Our conventions have been tested and have been found wanting. I agree very much with the speech that we have just heard—I am a member of the Delegated Powers Committee—but that is not the issue. We have had case after case of the Government taking away powers from Parliament to give executive authority to Ministers. The House has debated this two or three times, but we have not done much about it so far. The simple issue is this: the elected House must own the decision.

I will upset a few people at the end of the evening; I am happy to vote for my noble friend’s amendment but if the fatal amendment is put then I intend to vote with the Government. I will not be in a position after the next election of allowing the then Opposition to claim, when issues arise, “You never voted against it”. I will have at least one name in the Lobby. This is not the first time this has happened; the noble Lord, Lord Strathclyde, voted in opposition against fatal amendments. We know that it has been reviewed, but maybe it is time to look again at our conventions.

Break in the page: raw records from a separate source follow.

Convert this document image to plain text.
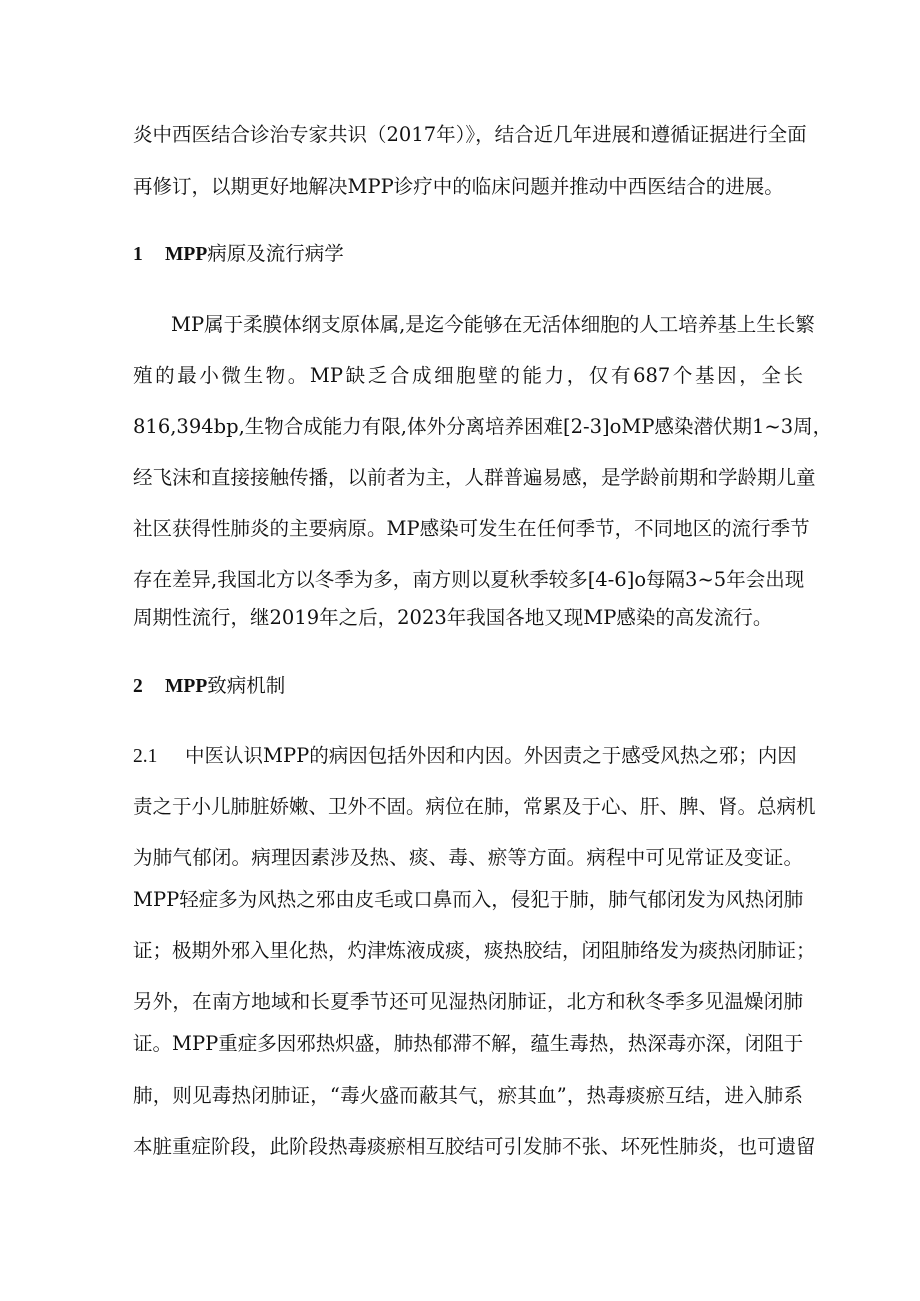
炎中西医结合诊治专家共识（2017年）》，结合近几年进展和遵循证据进行全面
再修订，以期更好地解决MPP诊疗中的临床问题并推动中西医结合的进展。
1 MPP病原及流行病学
MP属于柔膜体纲支原体属,是迄今能够在无活体细胞的人工培养基上生长繁
殖的最小微生物。MP缺乏合成细胞壁的能力，仅有687个基因，全长
816,394bp,生物合成能力有限,体外分离培养困难[2-3]oMP感染潜伏期1~3周，
经飞沫和直接接触传播，以前者为主，人群普遍易感，是学龄前期和学龄期儿童
社区获得性肺炎的主要病原。MP感染可发生在任何季节，不同地区的流行季节
存在差异,我国北方以冬季为多，南方则以夏秋季较多[4-6]o每隔3~5年会出现
周期性流行，继2019年之后，2023年我国各地又现MP感染的高发流行。
2 MPP致病机制
2.1 中医认识MPP的病因包括外因和内因。外因责之于感受风热之邪；内因
责之于小儿肺脏娇嫩、卫外不固。病位在肺，常累及于心、肝、脾、肾。总病机
为肺气郁闭。病理因素涉及热、痰、毒、瘀等方面。病程中可见常证及变证。
MPP轻症多为风热之邪由皮毛或口鼻而入，侵犯于肺，肺气郁闭发为风热闭肺
证；极期外邪入里化热，灼津炼液成痰，痰热胶结，闭阻肺络发为痰热闭肺证；
另外，在南方地域和长夏季节还可见湿热闭肺证，北方和秋冬季多见温燥闭肺
证。MPP重症多因邪热炽盛，肺热郁滞不解，蕴生毒热，热深毒亦深，闭阻于
肺，则见毒热闭肺证，“毒火盛而蔽其气，瘀其血”，热毒痰瘀互结，进入肺系
本脏重症阶段，此阶段热毒痰瘀相互胶结可引发肺不张、坏死性肺炎，也可遗留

I think the last time they were reviewed properly was in 2006, by a Joint Committee chaired by my noble friend Lord Cunningham of Felling.

I will not get confused—I agreed with about two sentences of the speech from the noble Baroness, Lady Jones, on constitutional issues. She has spent all week on social media misleading the public about the powers in Parliament. The powers belong to the elected House. It must be in a position to have the last word on every issue.